THE great-great-great-grand-daughter of a Huddersfield industrial magnate travelled from her home in America to tour his former factory.
Priestroyd Mills, in Firth Street, built by John Haigh in 1835, is being converted into hundreds of flats.
Elizabeth Gordon, from Michigan, saw for herself the inside of the building, used first as a factory making carding machinery for the woollen industry, then as an ironworks.
One day she hopes to write a book about her family.
"I want to walk where my ancestors walked," she said. "I want to be inside the building and I want to touch what they touched.
"That's why this is so exciting for me," she added as she walked higher and higher through the building.
"It's great to be able to look out of windows and see the mills in the background and the Yorkshire landscape.
"It brings the history alive," she said as she explored the five-storey building, taking photos.
Mrs Gordon, a mother-of-one who is a psychologist, travels to Yorkshire every two years to delve into her family background.
"I'm really interested in the details and the history of generations way back," she said.
At one point, it was feared that Priestroyd Mills would be demolished. But Kirklees Council asked the Government to list the building and it was saved.
Mrs Gordon wrote a letter urging that the ironworks be preserved.
Through elderly relatives, papers bequeathed to her and repeated trips to the archive section at Huddersfield Library, she is slowly building a vivid picture of John Haigh.
Mrs Gordon said: "John Haigh was a self-made man.
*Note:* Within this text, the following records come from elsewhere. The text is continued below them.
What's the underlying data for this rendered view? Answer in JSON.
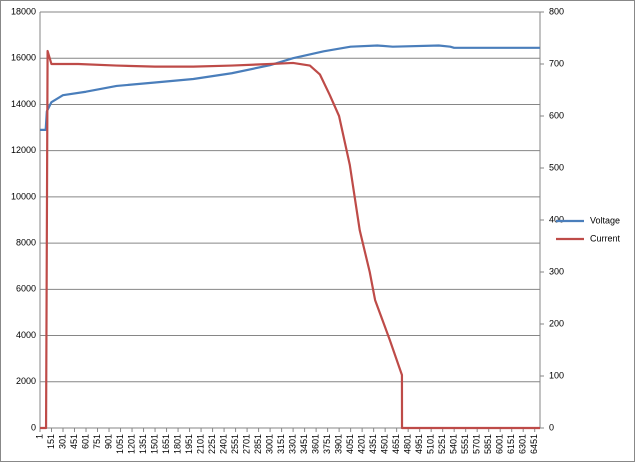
{
  "chart_data": {
    "type": "line",
    "xlim": [
      1,
      6520
    ],
    "xticks": [
      1,
      151,
      301,
      451,
      601,
      751,
      901,
      1051,
      1201,
      1351,
      1501,
      1651,
      1801,
      1951,
      2101,
      2251,
      2401,
      2551,
      2701,
      2851,
      3001,
      3151,
      3301,
      3451,
      3601,
      3751,
      3901,
      4051,
      4201,
      4351,
      4501,
      4651,
      4801,
      4951,
      5101,
      5251,
      5401,
      5551,
      5701,
      5851,
      6001,
      6151,
      6301,
      6451
    ],
    "ylim": [
      0,
      18000
    ],
    "yticks": [
      0,
      2000,
      4000,
      6000,
      8000,
      10000,
      12000,
      14000,
      16000,
      18000
    ],
    "y2lim": [
      0,
      800
    ],
    "y2ticks": [
      0,
      100,
      200,
      300,
      400,
      500,
      600,
      700,
      800
    ],
    "grid": true,
    "legend": "right",
    "series": [
      {
        "name": "Voltage",
        "color": "#4a7ebb",
        "x": [
          1,
          40,
          75,
          90,
          150,
          300,
          600,
          1000,
          1500,
          2000,
          2500,
          3000,
          3300,
          3700,
          4050,
          4400,
          4600,
          5200,
          5350,
          5400,
          6520
        ],
        "values": [
          12900,
          12900,
          12900,
          13700,
          14100,
          14400,
          14550,
          14800,
          14950,
          15100,
          15350,
          15700,
          16000,
          16300,
          16500,
          16550,
          16500,
          16550,
          16500,
          16450,
          16450
        ]
      },
      {
        "name": "Current",
        "color": "#be4b48",
        "axis": "y2",
        "x": [
          1,
          60,
          80,
          100,
          150,
          500,
          1000,
          1500,
          2000,
          2500,
          3000,
          3300,
          3520,
          3650,
          3780,
          3900,
          4040,
          4170,
          4300,
          4370,
          4560,
          4720,
          4721,
          6520
        ],
        "values": [
          0,
          0,
          0,
          725,
          700,
          700,
          697,
          695,
          695,
          697,
          700,
          702,
          697,
          680,
          640,
          600,
          506,
          380,
          300,
          246,
          170,
          102,
          0,
          0
        ]
      }
    ]
  }
}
He was actually apprenticed as a child. I think he was nine."
She said the family appeared humble about their achievements and vast wealth.
"I would say they were modest people. I haven't found they in any way lived the high life," added Mrs Gordon.
She was given a tour of the Firth Street building by Richard Brook, sales and marketing manager of Lanson Developments, who are converting the building into flats.
He organised the day and presented Mrs Gordon with a photo of the inside of Priestroyd Mills as a memento.